L'Ange (3)

Couchée sur table, pieds et mains liés, jambes écartées, l'Ange était entourée de tous ce qu'elle aimait. Les hommes, les femmes qu'elle chérissait, maternait et et détruisait, le sexe, l'alcool, la violence et l'amour. L'Ange aimait tout. Elle était capable d'envelopper d'amour chaque être de ce monde aussi hideux fut-il, répugnant, ou méchant, chacun méritait d'exister. Elle avait de l'affection pour chaque femme, les mères de famille et leurs enfants, les vielles dames, les prostituées, les adolescentes, les femmes des plus accueillante aux plus arrogantes, pourvu qu'elle puisse les pénétrer de sa langue. Elle goutais aux fous, aux S.D.F, aux commerciaux, aux affreux golden boys trop riches pour aimer, aux stars, aux manifestants, aux jeunes vierges des couvents, aux prêtres, aux moins de douze ans et aux animaux. Pour l'Ange, ces personnes n'étaient pas que de simple objets sexuels, non, ils étaient tous ces enfants, ses protégés même lorsqu'elle les violait. Chaque coup donné était aussi une douleur pour elle mais d'abord une passion, un feu qu'elle ne contrôlait pas et qui ne cessait de prendre de l'ampleur.

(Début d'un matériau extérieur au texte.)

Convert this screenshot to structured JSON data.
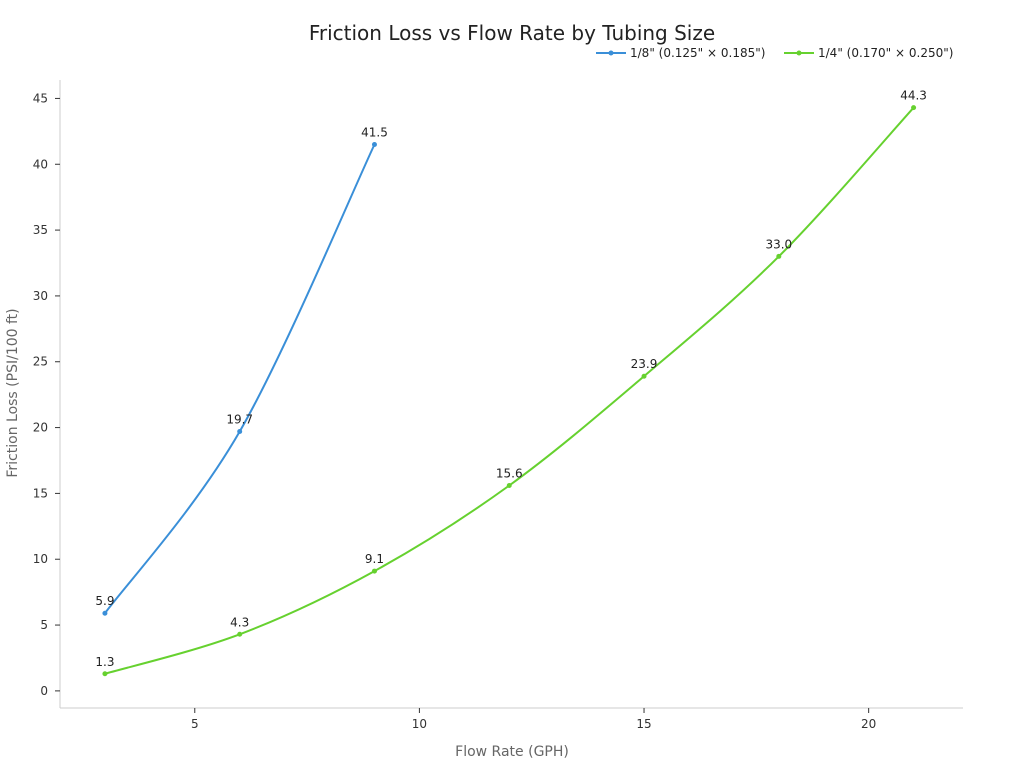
{
  "chart_data": {
    "type": "line",
    "title": "Friction Loss vs Flow Rate by Tubing Size",
    "xlabel": "Flow Rate (GPH)",
    "ylabel": "Friction Loss (PSI/100 ft)",
    "xlim": [
      2,
      22.1
    ],
    "ylim": [
      -1.3,
      46.4
    ],
    "xticks": [
      5,
      10,
      15,
      20
    ],
    "yticks": [
      0,
      5,
      10,
      15,
      20,
      25,
      30,
      35,
      40,
      45
    ],
    "grid": false,
    "legend_position": "top-right",
    "series": [
      {
        "name": "1/8\" (0.125\" × 0.185\")",
        "color": "#3a8fd8",
        "x": [
          3,
          6,
          9
        ],
        "y": [
          5.9,
          19.7,
          41.5
        ],
        "labels": [
          "5.9",
          "19.7",
          "41.5"
        ]
      },
      {
        "name": "1/4\" (0.170\" × 0.250\")",
        "color": "#66d12f",
        "x": [
          3,
          6,
          9,
          12,
          15,
          18,
          21
        ],
        "y": [
          1.3,
          4.3,
          9.1,
          15.6,
          23.9,
          33.0,
          44.3
        ],
        "labels": [
          "1.3",
          "4.3",
          "9.1",
          "15.6",
          "23.9",
          "33.0",
          "44.3"
        ]
      }
    ]
  }
}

Ce feu la brulait quand elle léchait leur peau, quand elle s'imprégnait de leur odeur, quand elle les repérait, grâce à leur visage, leur traits et leurs voix. Il monta en puissance jusqu'à la brûler vive et elle devint une plaie ambulante le jour où elle fut trahie par l'être qui n'était qu'elle, son double, et qu'elle eu tué cette jeune femme, trop jeune surement pour être aimée. L'Ange, éprise de cette enfant, ne pu résister au désir. Elle l'aimait mais elle l'aimait de haine. Pourtant, l'Ange n'avait  cessé  tout au long de sa vie, d'idolâtrer les innocents qu'elle voulait corrompre pour une totale destruction amoureuse. Ce fut sans doute ceci qui la conduisit  au grand départ. Mais sur son nuage, l'Ange entourée de fidèles, n'aime plus, elle s'est lassée à jamais des fanatiques qui, permanemment, lui réclame le désir corrupteur dont elle fut un jour maître et avec le lequel elle avait asservi le monde mais, là encore, avec amour.
L'Ange n'éprouve plus rien, ci ce n'est un fort sentiment qu'on pourrait qualifier d'autisme car sans pour autant montrer de la crainte, l'Ange s'est enfermée dans un mutisme, qui, peut être, la protège de tous ses adorateurs aux corps nus.